Lequel choisir selon votre usage
Pour débuter
L’eQuinox 2. Son Autonomous Field Detection aligne l’instrument en quelques secondes, jugé remarquable en test, et l’on obtient la même image que sur l’eVscope 2 pour 2 100 € de moins. Aucun argument technique ne justifie de payer davantage pour un premier achat. Verdict : eQuinox 2.
Pour l’astrophotographie de ciel profond
Optiques identiques, donc résultats identiques à 1,5 Mpx près. La sensibilité annoncée, magnitude limite 18,2 en site rural et environ 16 sous ciel pollué, vaut pour les deux. Pour explorer d’autres approches, voyez notre page meilleur télescope intelligent pour le ciel profond. Verdict : eQuinox 2, pour le prix.

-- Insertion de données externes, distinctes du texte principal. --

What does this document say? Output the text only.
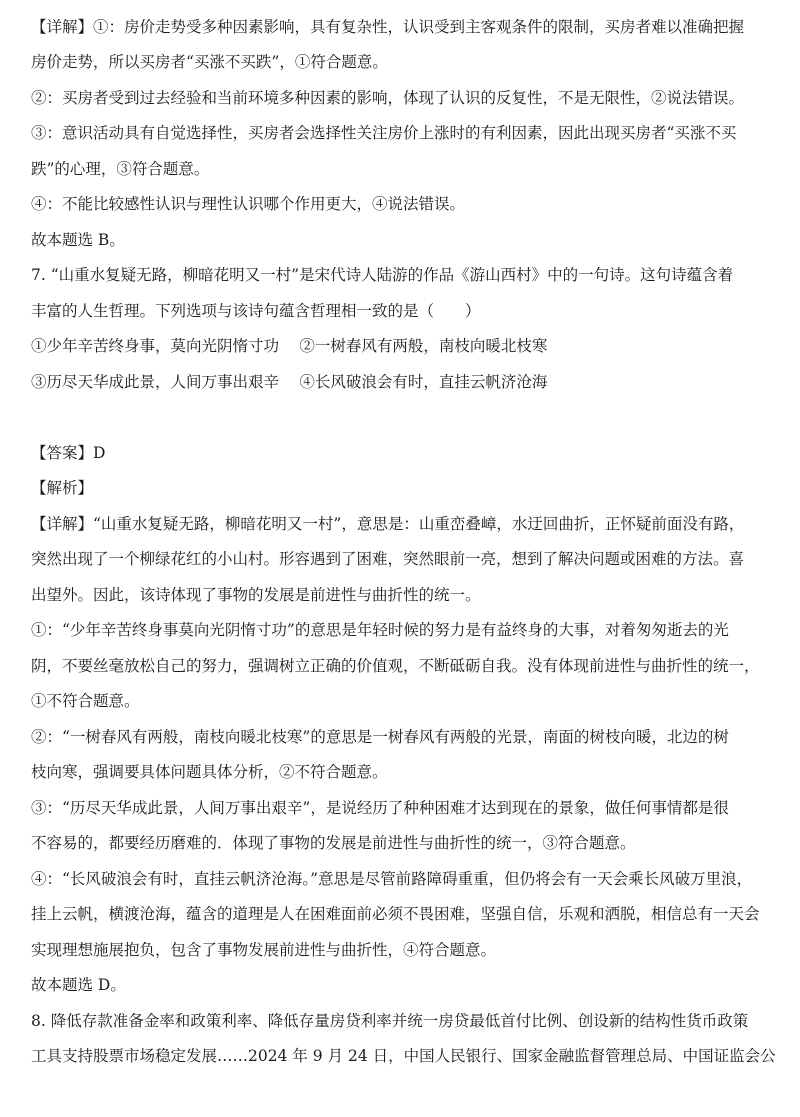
【详解】①：房价走势受多种因素影响，具有复杂性，认识受到主客观条件的限制，买房者难以准确把握
房价走势，所以买房者“买涨不买跌”，①符合题意。
②：买房者受到过去经验和当前环境多种因素的影响，体现了认识的反复性，不是无限性，②说法错误。
③：意识活动具有自觉选择性，买房者会选择性关注房价上涨时的有利因素，因此出现买房者“买涨不买
跌”的心理，③符合题意。
④：不能比较感性认识与理性认识哪个作用更大，④说法错误。
故本题选 B。
7. “山重水复疑无路，柳暗花明又一村”是宋代诗人陆游的作品《游山西村》中的一句诗。这句诗蕴含着
丰富的人生哲理。下列选项与该诗句蕴含哲理相一致的是（　　）
①少年辛苦终身事，莫向光阴惰寸功　 ②一树春风有两般，南枝向暖北枝寒
③历尽天华成此景，人间万事出艰辛　 ④长风破浪会有时，直挂云帆济沧海
【答案】D
【解析】
【详解】“山重水复疑无路，柳暗花明又一村”，意思是：山重峦叠嶂，水迂回曲折，正怀疑前面没有路，
突然出现了一个柳绿花红的小山村。形容遇到了困难，突然眼前一亮，想到了解决问题或困难的方法。喜
出望外。因此，该诗体现了事物的发展是前进性与曲折性的统一。
①：“少年辛苦终身事莫向光阴惰寸功”的意思是年轻时候的努力是有益终身的大事，对着匆匆逝去的光
阴，不要丝毫放松自己的努力，强调树立正确的价值观，不断砥砺自我。没有体现前进性与曲折性的统一，
①不符合题意。
②：“一树春风有两般，南枝向暖北枝寒”的意思是一树春风有两般的光景，南面的树枝向暖，北边的树
枝向寒，强调要具体问题具体分析，②不符合题意。
③：“历尽天华成此景，人间万事出艰辛”，是说经历了种种困难才达到现在的景象，做任何事情都是很
不容易的，都要经历磨难的．体现了事物的发展是前进性与曲折性的统一，③符合题意。
④：“长风破浪会有时，直挂云帆济沧海。”意思是尽管前路障碍重重，但仍将会有一天会乘长风破万里浪，
挂上云帆，横渡沧海，蕴含的道理是人在困难面前必须不畏困难，坚强自信，乐观和洒脱，相信总有一天会
实现理想施展抱负，包含了事物发展前进性与曲折性，④符合题意。
故本题选 D。
8. 降低存款准备金率和政策利率、降低存量房贷利率并统一房贷最低首付比例、创设新的结构性货币政策
工具支持股票市场稳定发展……2024 年 9 月 24 日，中国人民银行、国家金融监督管理总局、中国证监会公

Pour animer un club ou une soirée
L’eVscope 2, et c’est le seul cas où l’écart se défend pleinement : l’oculaire micro-OLED plus dix connexions simultanées font un dispositif de médiation que l’eQuinox 2 ne peut pas reproduire. Verdict : eVscope 2.
Pour les nuits complètes
11 h contre 9 h, avec 64 Go de stockage des deux côtés : l’eQuinox 2 accumule plus de poses sur plus de cibles avant de rentrer. Le moins cher gagne aussi ce critère. Verdict : eQuinox 2.
Pour observer à l’œil sans y laisser 4 699 €
Regardez l’Unistellar Odyssey Pro à 4 199 €, qui garde l’oculaire OLED dans un format de 4 kg mais descend à 85 mm d’ouverture, ou l’Unistellar Odyssey à 2 399 €, identique à l’Odyssey Pro à l’oculaire près. Verdict : Odyssey Pro si l’oculaire est indispensable et le poids un critère.
Questions fréquentes
Les optiques sont-elles vraiment identiques ?

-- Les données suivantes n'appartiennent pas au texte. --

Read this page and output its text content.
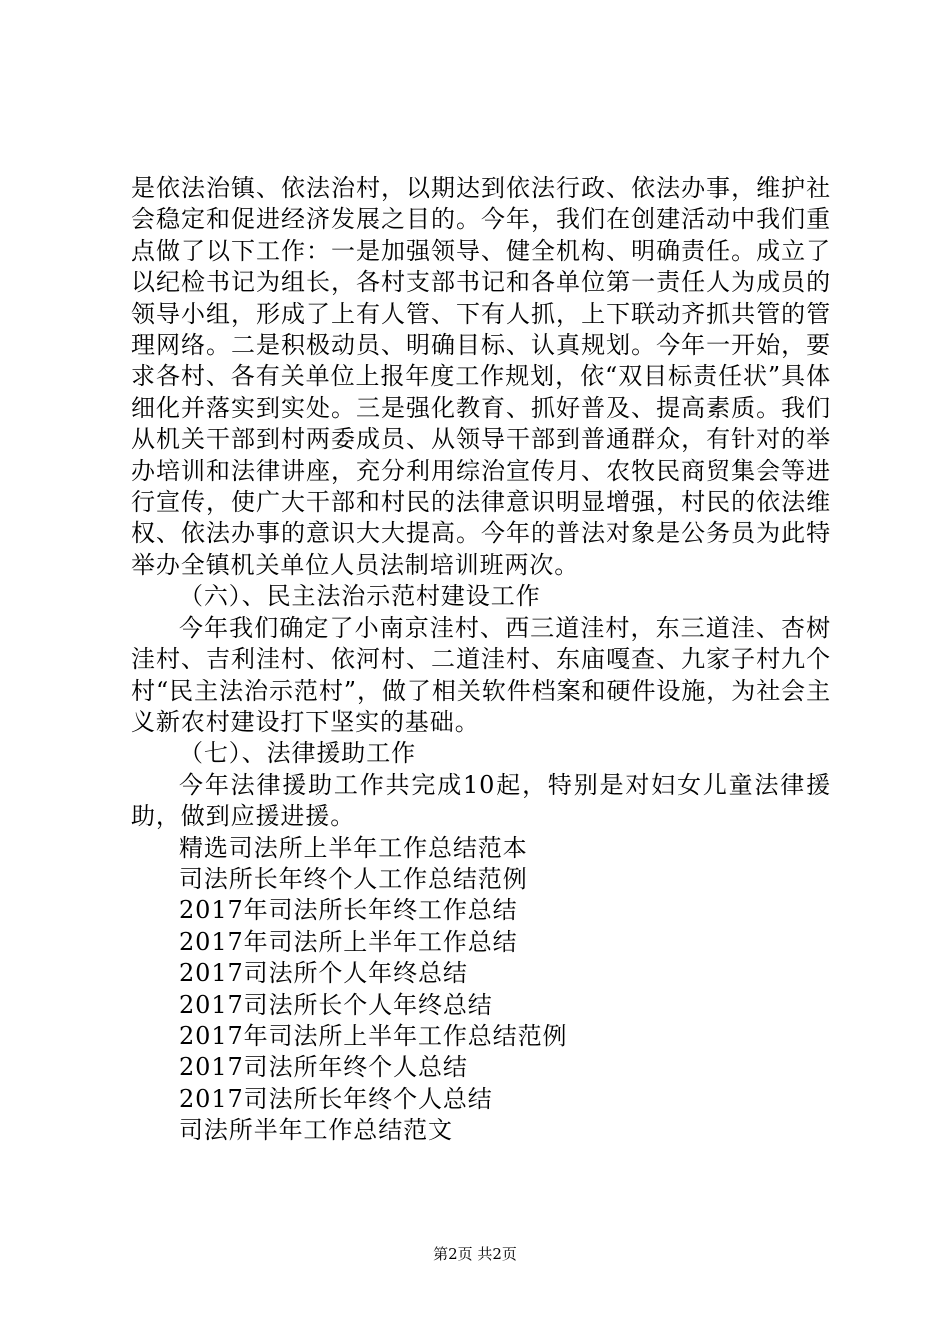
是依法治镇、依法治村，以期达到依法行政、依法办事，维护社会稳定和促进经济发展之目的。今年，我们在创建活动中我们重点做了以下工作：一是加强领导、健全机构、明确责任。成立了以纪检书记为组长，各村支部书记和各单位第一责任人为成员的领导小组，形成了上有人管、下有人抓，上下联动齐抓共管的管理网络。二是积极动员、明确目标、认真规划。今年一开始，要求各村、各有关单位上报年度工作规划，依“双目标责任状”具体细化并落实到实处。三是强化教育、抓好普及、提高素质。我们从机关干部到村两委成员、从领导干部到普通群众，有针对的举办培训和法律讲座，充分利用综治宣传月、农牧民商贸集会等进行宣传，使广大干部和村民的法律意识明显增强，村民的依法维权、依法办事的意识大大提高。今年的普法对象是公务员为此特举办全镇机关单位人员法制培训班两次。

（六）、民主法治示范村建设工作

今年我们确定了小南京洼村、西三道洼村，东三道洼、杏树洼村、吉利洼村、依河村、二道洼村、东庙嘎查、九家子村九个村“民主法治示范村”，做了相关软件档案和硬件设施，为社会主义新农村建设打下坚实的基础。

（七）、法律援助工作

今年法律援助工作共完成10起，特别是对妇女儿童法律援助，做到应援进援。

精选司法所上半年工作总结范本

司法所长年终个人工作总结范例

2017年司法所长年终工作总结

2017年司法所上半年工作总结

2017司法所个人年终总结

2017司法所长个人年终总结

2017年司法所上半年工作总结范例

2017司法所年终个人总结

2017司法所长年终个人总结

司法所半年工作总结范文

第2页 共2页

Oui. Même Newton de 114 mm à f/4, même focale de 450 mm, même monture, même champ, même stockage de 64 Go et même poids. Seuls le capteur, l’oculaire et l’autonomie diffèrent.
L’autonomie de l’eVscope 2 est-elle de 9 ou de 12 heures ?
Neuf heures. Le chiffre de 12 h figurait sur une documentation plus ancienne. L’eQuinox 2, vendu 2 100 € de moins, annonce 11 h : c’est le meilleur chiffre de la gamme.
Peut-on regarder dans un oculaire avec l’eQuinox 2 ?
Non. L’eQuinox 2 n’a pas d’oculaire physique : tout se passe sur smartphone ou tablette. C’est la contrepartie assumée de son tarif.
L’un des deux dispose-t-il d’un autofocus ?
L’eVscope 2 n’en a pas : la mise au point y est entièrement manuelle et lente, et manipuler la bague fait bouger le tube. C’est le reproche le plus constant fait à l’appareil.
Faut-il un abonnement ?
Non, ni pour l’un ni pour l’autre. L’application Unistellar est gratuite et toutes les fonctions sont incluses. Si le champ étroit de ces deux modèles vous gêne, un Vaonis Vespera III cadre 2,5° × 1,4° pour 2 490 € ; d’autres arbitrages figurent dans tous les comparatifs.